These observations inform deployment strategies that should be aligned with specific operational priorities. For a robust F1 baseline with broad stability, GPT-4o-mini provides the most balanced trade-off. When false positives are costly and overall accuracy is paramount, GPT-4o is better suited for compliance-oriented review. For early-stage safety screening where sensitivity is prioritized, GPT-5-mini maximizes factor capture and can be paired with human verification or cascaded filtering. Open-source models are currently most effective for action-level analyses at L1, while their performance at L3/L4 improves when combined with domain knowledge bases or weakly supervised adaptation strategies. The qualitative envelopes shown in Figure 10 and Figure 11 align closely with the quantitative rankings presented in Table A2 and Table A3.

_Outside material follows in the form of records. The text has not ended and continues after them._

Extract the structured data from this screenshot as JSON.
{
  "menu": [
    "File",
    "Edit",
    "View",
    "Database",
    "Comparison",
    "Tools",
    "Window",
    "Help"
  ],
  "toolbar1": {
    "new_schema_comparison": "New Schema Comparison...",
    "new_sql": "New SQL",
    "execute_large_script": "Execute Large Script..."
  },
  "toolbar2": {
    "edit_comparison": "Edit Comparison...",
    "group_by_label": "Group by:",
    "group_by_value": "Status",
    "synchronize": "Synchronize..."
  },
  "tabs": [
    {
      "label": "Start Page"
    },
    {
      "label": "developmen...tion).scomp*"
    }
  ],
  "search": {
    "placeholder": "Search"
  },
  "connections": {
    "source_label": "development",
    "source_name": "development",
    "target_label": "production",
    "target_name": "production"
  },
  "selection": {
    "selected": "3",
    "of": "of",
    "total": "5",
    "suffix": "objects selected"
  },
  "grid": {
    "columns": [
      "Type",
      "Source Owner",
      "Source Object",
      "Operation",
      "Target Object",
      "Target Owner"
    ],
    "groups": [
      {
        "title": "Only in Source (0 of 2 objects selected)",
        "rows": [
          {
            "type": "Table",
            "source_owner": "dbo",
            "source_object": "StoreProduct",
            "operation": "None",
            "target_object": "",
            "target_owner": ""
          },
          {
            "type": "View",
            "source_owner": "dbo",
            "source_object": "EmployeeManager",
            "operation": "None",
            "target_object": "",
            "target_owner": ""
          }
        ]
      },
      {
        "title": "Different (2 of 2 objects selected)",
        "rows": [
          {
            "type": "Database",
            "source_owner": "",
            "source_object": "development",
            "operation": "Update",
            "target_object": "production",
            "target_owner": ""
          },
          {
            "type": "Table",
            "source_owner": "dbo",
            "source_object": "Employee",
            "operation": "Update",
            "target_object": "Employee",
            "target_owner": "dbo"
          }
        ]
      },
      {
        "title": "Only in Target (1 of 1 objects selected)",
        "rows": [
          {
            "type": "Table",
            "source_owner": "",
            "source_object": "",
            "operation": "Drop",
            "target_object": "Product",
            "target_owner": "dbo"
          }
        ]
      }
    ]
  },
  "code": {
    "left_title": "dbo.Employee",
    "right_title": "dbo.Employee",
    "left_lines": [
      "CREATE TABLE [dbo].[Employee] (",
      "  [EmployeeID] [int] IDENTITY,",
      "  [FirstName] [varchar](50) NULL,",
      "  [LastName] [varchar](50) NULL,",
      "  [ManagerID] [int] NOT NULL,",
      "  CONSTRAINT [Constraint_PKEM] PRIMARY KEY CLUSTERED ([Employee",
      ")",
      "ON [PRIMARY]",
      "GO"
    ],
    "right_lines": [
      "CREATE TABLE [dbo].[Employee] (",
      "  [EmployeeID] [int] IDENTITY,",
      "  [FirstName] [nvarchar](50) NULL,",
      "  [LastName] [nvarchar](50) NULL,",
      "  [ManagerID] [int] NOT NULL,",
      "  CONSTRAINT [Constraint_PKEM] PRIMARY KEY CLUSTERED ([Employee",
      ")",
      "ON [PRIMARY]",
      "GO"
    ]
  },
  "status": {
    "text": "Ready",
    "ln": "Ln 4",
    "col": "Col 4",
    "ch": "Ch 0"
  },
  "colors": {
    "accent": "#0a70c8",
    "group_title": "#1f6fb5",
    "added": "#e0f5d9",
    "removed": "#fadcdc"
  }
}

5.3.3. Error Pattern Analysis

To provide transparency and guide future improvements, we analyzed the error patterns in GPT-4o’s predictions. We identified 304 false positives (hallucinations, 8.57%) and 654 false negatives (omissions, 18.44%), achieving an overall accuracy of 72.98%. We categorized the errors into distinct patterns (Table 2). The predominance of omissions over hallucinations (2.15:1 ratio) indicates a conservative bias. Notably, organizational-level factors (Level 4) were most frequently missed (37.5% of all omissions), while precondition factors (Level 2) showed the highest hallucination rate, particularly for psychological factors such as PC100 (Adverse Mental States, 48 cases).
Table 2. Error Pattern Analysis for GPT-4o HFACS Classification.
Representative Examples:
  • Category Confusion (ACN 1294113): A UAV pilot filed a NOTAM but forgot to contact the Tower via phone before each flight. Ground truth: AE200 (Perceptual Errors—memory lapse). GPT-4o prediction: AE100 (Skill-Based Errors). The model confused cognitive failure with skill deficiency.
  • Level Confusion (ACN 1652001): UAV operator reported miscommunication with ATC during flight. Ground truth: PC100 + PP100 (Level 2—preconditions). GPT-4o prediction: AE100 (Level 1—unsafe act). The model attributed the error to operator skill rather than underlying workload/stress conditions.
  • Organizational Blindness (ACN 879418): Pilot allowed non-qualified person in pilot seat during mission. Ground truth included OP000 (Organizational Process) and OR000 (Resource Management). GPT-4o correctly identified supervisory failures but missed organizational root causes.
These error patterns suggest targeted improvements including contrastive learning for category distinction, hierarchical reasoning for level attribution, and enhanced attention to organizational factors in complex incidents.

5.4. Ablation Studies

5.4.1. Design and Reporting Protocol

This ablation study systematically evaluates the independent and combined effects of two components—a YAML-based HFACS/UAV knowledge resource and in-context few-shot exemplars—using a controlled 2 × 2 factorial design. All experiments use GPT-4o-mini with identical decoding settings (temperature = 0.1 ). Prompts differ only in the presence/absence of the two components. The evaluation set comprises 200 expert-annotated UAV accident reports in a multi-label regime over 18 HFACS 8.0 categories. Macro-F1 is computed as the unweighted average of per-category F1 scores across all 18 categories, giving each category equal weight regardless of frequency.
We compare four configurations: Baseline (No-YAML, zero-shot),+YAML (YAML, zero-shot), +Few-shot (No-YAML, few-shot), and Full (YAML, few-shot). The YAML resource supplies HFACS 8.0 definitions, hierarchical relations, and UAV terminology in a machine-readable format, ensuring transparency and reproducibility, but excludes any hand-crafted narrative-to-label rules (see Figure 3 and Table A1. Few-shot exemplars are drawn from a pool disjoint from the evaluation set to prevent information leakage, and all other hyperparameters are kept fixed across conditions. We report Macro-F1 and absolute/relative changes versus the Baseline. No additional inferential statistics are introduced.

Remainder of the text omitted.